MamK is required for chain continuity but not long-range alignment. (A and B) Representative ECT images of long-range alignment of the magnetosome chain at 3 hpi and 5 hpi for Q_Ind and Q_IndΔK, respectively (scale bars, 100 nm). The inset is a higher magnification of the same cell to show where gaps occur in the chain (scale bars, 50 nm). Gaps are denoted by double-sided orange arrows. A yellow arrowhead denotes the same magnetosome at each magnification for reference. Purple arrowheads point to individual magnetosomes in the chain. (C) Quantification of the number of gaps found in magnetosome chains of induced Q_Ind and Q_IndΔK at 3 hpi and 5 hpi. The gap percentage is the percentage of edge-to-edge distances between adjacent and aligned magnetosomes that are >75 nm in length. The total numbers of edge-to-edge distances measured (n) for each time point are as follows: Q_Ind 3 hpi, n = 74; Q_Ind 5 hpi, n = 99; Q_IndΔK 3 hpi, n = 94; and Q_IndΔK 5 hpi, n = 97. (D) Cartoon depicting magnetosome chain organization in Q_Ind versus Q_IndΔK. At 3 hpi, both strains exhibit long-range but discontinuous magnetosome alignment. At 5 hpi, the Q_Ind strain has filled these gaps, whereas Q_IndΔK does not fill the chain discontinuities.

FIG 3

Magnetosome membranes grow in diameter in a manner that is dependent on their biomineralization state. (A) Distribution of magnetosome size at three points in the induction time course of Q_Ind: 1 hpi (n = 116), 3 hpi (n = 110), and 5 hpi (n = 101). (B) Distribution of magnetosome size in wild-type AMB-1 (n = 117).

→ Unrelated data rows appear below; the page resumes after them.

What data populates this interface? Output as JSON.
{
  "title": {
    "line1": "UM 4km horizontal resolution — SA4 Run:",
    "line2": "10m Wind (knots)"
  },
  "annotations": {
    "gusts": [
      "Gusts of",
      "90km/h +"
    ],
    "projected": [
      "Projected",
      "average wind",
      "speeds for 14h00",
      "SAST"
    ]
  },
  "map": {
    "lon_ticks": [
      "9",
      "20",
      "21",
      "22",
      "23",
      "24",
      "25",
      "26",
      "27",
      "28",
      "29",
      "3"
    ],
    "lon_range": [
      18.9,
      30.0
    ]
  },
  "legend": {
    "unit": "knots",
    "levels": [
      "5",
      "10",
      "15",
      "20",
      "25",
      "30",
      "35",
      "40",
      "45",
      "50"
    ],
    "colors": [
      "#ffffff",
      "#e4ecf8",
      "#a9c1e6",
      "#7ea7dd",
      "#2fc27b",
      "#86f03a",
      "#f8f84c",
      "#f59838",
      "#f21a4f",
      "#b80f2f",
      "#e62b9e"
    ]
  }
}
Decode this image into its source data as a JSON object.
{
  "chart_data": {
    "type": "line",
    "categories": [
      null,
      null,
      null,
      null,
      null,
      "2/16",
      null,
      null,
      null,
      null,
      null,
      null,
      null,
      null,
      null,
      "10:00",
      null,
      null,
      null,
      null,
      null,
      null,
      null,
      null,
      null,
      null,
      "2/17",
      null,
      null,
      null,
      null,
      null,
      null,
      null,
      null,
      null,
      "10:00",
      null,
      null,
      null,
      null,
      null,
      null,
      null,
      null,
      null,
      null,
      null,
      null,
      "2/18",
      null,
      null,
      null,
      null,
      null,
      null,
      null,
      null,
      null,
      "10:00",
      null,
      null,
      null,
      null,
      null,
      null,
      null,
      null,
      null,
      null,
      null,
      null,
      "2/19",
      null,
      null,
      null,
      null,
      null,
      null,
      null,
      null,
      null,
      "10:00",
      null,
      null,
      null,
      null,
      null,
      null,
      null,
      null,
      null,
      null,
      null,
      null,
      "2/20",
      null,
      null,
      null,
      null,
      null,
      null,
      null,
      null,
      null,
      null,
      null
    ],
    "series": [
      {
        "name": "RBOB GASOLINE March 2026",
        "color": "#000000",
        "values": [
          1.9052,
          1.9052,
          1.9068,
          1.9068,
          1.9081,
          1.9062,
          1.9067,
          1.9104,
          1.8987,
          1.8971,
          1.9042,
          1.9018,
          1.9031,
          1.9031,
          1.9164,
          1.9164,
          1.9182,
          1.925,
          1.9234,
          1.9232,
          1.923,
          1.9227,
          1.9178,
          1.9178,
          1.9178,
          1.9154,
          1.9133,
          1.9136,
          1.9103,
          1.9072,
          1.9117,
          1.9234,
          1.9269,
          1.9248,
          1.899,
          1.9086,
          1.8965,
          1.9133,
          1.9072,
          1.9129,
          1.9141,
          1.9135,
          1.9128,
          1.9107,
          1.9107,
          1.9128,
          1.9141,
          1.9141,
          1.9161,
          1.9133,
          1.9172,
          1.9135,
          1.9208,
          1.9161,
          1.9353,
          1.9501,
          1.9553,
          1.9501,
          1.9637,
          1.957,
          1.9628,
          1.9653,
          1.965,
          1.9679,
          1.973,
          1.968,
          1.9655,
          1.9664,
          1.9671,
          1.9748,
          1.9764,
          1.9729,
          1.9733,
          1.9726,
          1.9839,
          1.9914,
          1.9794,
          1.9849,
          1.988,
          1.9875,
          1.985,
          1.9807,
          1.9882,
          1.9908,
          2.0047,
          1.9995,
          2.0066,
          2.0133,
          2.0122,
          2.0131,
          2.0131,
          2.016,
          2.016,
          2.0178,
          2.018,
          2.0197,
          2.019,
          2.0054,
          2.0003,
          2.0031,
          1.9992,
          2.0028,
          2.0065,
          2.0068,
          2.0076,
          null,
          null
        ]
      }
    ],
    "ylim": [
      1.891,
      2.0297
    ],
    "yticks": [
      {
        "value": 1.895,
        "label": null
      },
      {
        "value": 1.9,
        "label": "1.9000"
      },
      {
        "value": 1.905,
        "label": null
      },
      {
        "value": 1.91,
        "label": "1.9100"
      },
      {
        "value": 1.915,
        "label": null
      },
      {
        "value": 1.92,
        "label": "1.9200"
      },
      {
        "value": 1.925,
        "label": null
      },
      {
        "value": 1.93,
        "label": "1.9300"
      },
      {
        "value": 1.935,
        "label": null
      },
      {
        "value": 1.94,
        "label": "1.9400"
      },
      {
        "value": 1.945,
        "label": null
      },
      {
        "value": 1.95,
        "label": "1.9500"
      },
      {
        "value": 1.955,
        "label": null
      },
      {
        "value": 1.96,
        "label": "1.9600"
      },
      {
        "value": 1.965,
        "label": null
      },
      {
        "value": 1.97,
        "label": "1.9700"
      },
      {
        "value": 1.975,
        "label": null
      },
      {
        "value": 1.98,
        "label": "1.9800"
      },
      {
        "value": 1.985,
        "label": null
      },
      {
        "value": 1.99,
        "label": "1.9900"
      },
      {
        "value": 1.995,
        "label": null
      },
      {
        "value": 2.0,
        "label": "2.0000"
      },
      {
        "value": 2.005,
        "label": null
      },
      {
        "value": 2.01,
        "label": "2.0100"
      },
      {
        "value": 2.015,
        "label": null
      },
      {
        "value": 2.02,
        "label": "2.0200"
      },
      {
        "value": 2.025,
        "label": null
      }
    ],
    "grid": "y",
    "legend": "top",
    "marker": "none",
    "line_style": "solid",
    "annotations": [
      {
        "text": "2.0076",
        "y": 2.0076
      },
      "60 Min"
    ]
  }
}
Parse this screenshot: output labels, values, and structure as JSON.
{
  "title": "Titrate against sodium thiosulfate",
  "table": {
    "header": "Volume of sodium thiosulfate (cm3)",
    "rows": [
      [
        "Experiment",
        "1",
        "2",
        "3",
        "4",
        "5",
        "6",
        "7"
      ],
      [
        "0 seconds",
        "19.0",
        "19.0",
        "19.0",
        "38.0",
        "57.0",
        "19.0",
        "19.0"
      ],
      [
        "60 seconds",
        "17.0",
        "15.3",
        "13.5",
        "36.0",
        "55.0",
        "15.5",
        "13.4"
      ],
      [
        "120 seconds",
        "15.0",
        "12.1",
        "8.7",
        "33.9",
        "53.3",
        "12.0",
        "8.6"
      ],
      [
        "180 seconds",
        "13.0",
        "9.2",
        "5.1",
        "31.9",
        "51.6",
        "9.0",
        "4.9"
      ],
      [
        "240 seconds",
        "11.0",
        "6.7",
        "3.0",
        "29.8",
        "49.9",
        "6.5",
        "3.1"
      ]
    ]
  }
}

Shown are representative images of an empty magnetosome versus a magnetosome with crystal (scale bars, 50 nm). (C) Magnetosome membrane size distribution in wild-type AMB-1 grown in either iron-rich (+Fe; n = 117) or iron-poor (−Fe; n = 172) medium. Membrane size is an average of 3 independent diameter measurements of the same magnetosome at the tomographic slice where it is largest and most visible. The number of magnetosomes measured is n.

FIG 4

Crystal growth does not physically expand the magnetosome membrane. (A) Representative ECT images of magnetosomes of different sizes in wild-type AMB-1 (scale bars, 50 nm). (B) Scatterplot and regression analysis of membrane size versus crystal size for magnetosomes that harbor crystals in wild-type AMB-1 (n = 72 magnetosomes). The long axis (crystal length) is reported as crystal size. (C) Representative ECT images of magnetosomes of different sizes in the ΔmmsF mutant (scale bars, 50 nm). (D) Scatterplot of membrane size versus crystal size for magnetosomes that harbor crystals in the ΔmmsF mutant (n = 140 magnetosomes). The long axis (crystal length) is reported as crystal size. (E) Distribution of magnetosome size in the ΔmmsF mutant (n = 243) compared to wild-type AMB-1 (n = 117).

FIG 5

Magnetosome membrane growth is a two-step growth mechanism dependent on biomineralization. The magnetosome membrane compartment is remodeled in two growth stages. In the first stage (orange), the inner membrane is remodeled to form the magnetosome compartment. The magnetosome lumen is most likely similar to that of the periplasm (light gray). Membrane size is restricted until conditions inside the magnetosome membrane are optimal for biomineralization (dark gray). Crystal initiation triggers a second growth stage (green) to accommodate a growing crystal.